Firstly, the base bead has to be fairly cool (no suprise there, or your petal melts in). This is why I'm making these practice beads small—I don't have to worry about the other end of the bead cracking while I futz around making a flower at this one. It's also why the flowers can be multicolored—I have to let the central petal cool before I can add side petals, so it really doesn't slow me down that much to switch between each batch of colors, since I make each layer of petals, going round and round, rather than starting and completing a (crocus) flower.
Secondly, whilest the very tip of the stringer has to be nearly drippy, the remainder immediately behind needs to be stiff, because it is a self-tool that pushes the molten glass before it. You can see this particularly in the right top edge of the top photo. Initially, I didn't have ratio molten to stiff lengths on the stringers quite right, and I snapped a lot of them, pushing too hard on not enough of the drippy stuff. (The converse, having too much softened glass, results in mushy petals.) The hand movements must be quick, before the glass stiffens back up: endless practice to make the move second nature is critical for success. So yes, the sharp little flame of my lynx is nice for floral trailing.
If there is a long gradient of heat, that is, a sorta-sloppy softened part of the stringer above the very tip, then the trailing will be globby. As it is my daisies. Admittedly, if I used 2mm stringer (as I do for the crocus), as opposed to the often <1mm stringers, it would probably be a little easier (but then they would be too big for fillers)...well, I have another 200 beads to get this down.

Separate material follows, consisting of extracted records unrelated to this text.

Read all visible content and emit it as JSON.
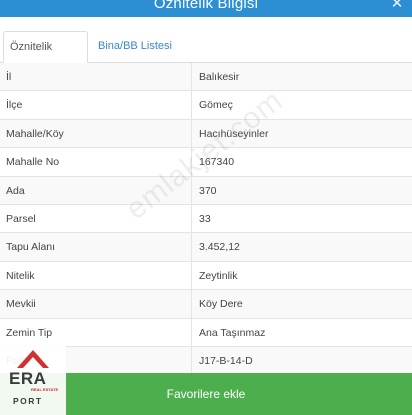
{
  "dialog": {
    "title": "Öznitelik Bilgisi",
    "close_glyph": "✕"
  },
  "tabs": [
    {
      "label": "Öznitelik Bilgisi",
      "active": true
    },
    {
      "label": "Bina/BB Listesi",
      "active": false
    }
  ],
  "attributes": [
    {
      "key": "İl",
      "value": "Balıkesir"
    },
    {
      "key": "İlçe",
      "value": "Gömeç"
    },
    {
      "key": "Mahalle/Köy",
      "value": "Hacıhüseyinler"
    },
    {
      "key": "Mahalle No",
      "value": "167340"
    },
    {
      "key": "Ada",
      "value": "370"
    },
    {
      "key": "Parsel",
      "value": "33"
    },
    {
      "key": "Tapu Alanı",
      "value": "3.452,12"
    },
    {
      "key": "Nitelik",
      "value": "Zeytinlik"
    },
    {
      "key": "Mevkii",
      "value": "Köy Dere"
    },
    {
      "key": "Zemin Tip",
      "value": "Ana Taşınmaz"
    },
    {
      "key": "Pafta",
      "value": "J17-B-14-D"
    }
  ],
  "footer": {
    "button_label": "Favorilere ekle"
  },
  "watermark": {
    "text": "emlakjet.com"
  },
  "logo": {
    "main": "ERA",
    "sub1": "REAL ESTATE",
    "sub2": "PORT"
  },
  "colors": {
    "header": "#2c8fd4",
    "footer_button": "#4cae4c",
    "tab_link": "#3b87c6",
    "logo_red": "#d32f2f"
  }
}
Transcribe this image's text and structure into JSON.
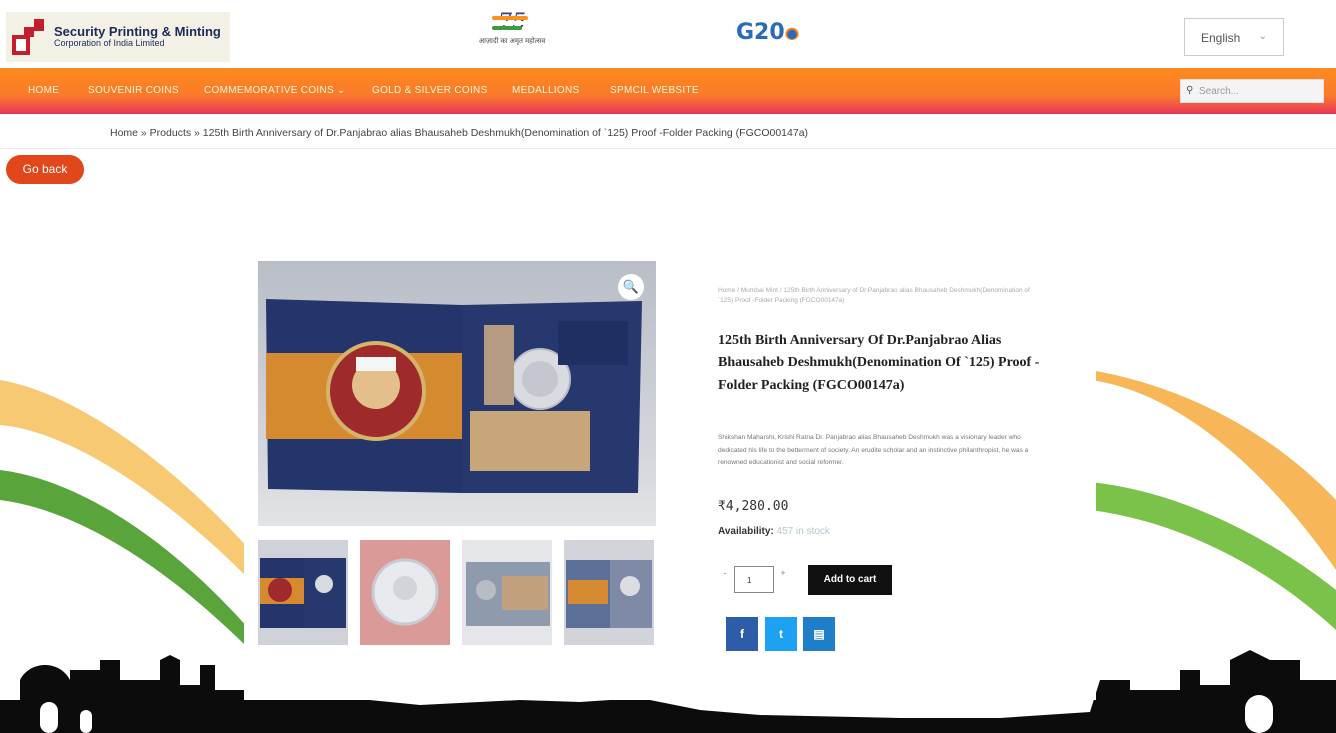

photos, post, begun 7oct08; post completed, intro added 8oct.
Somewhat counterintuitively, you thin when this happens. Happy to thin and thin—until the release starts sliding right off the mandrel. I mixed it half and half with the rest of my krag mud, and now it's fine.
Because I tend to just keep slopping colors on my canes till I think I have something fun, it can be difficult to document them—especially as I often have no idea something's good till hours or days later, when I pull the annealed bead out of the kiln. For example, the two coral-tint flowers in the middle came from a cane that appeared white—evidently, I used tongue pink or something like that for the core, and it went white when pulled out.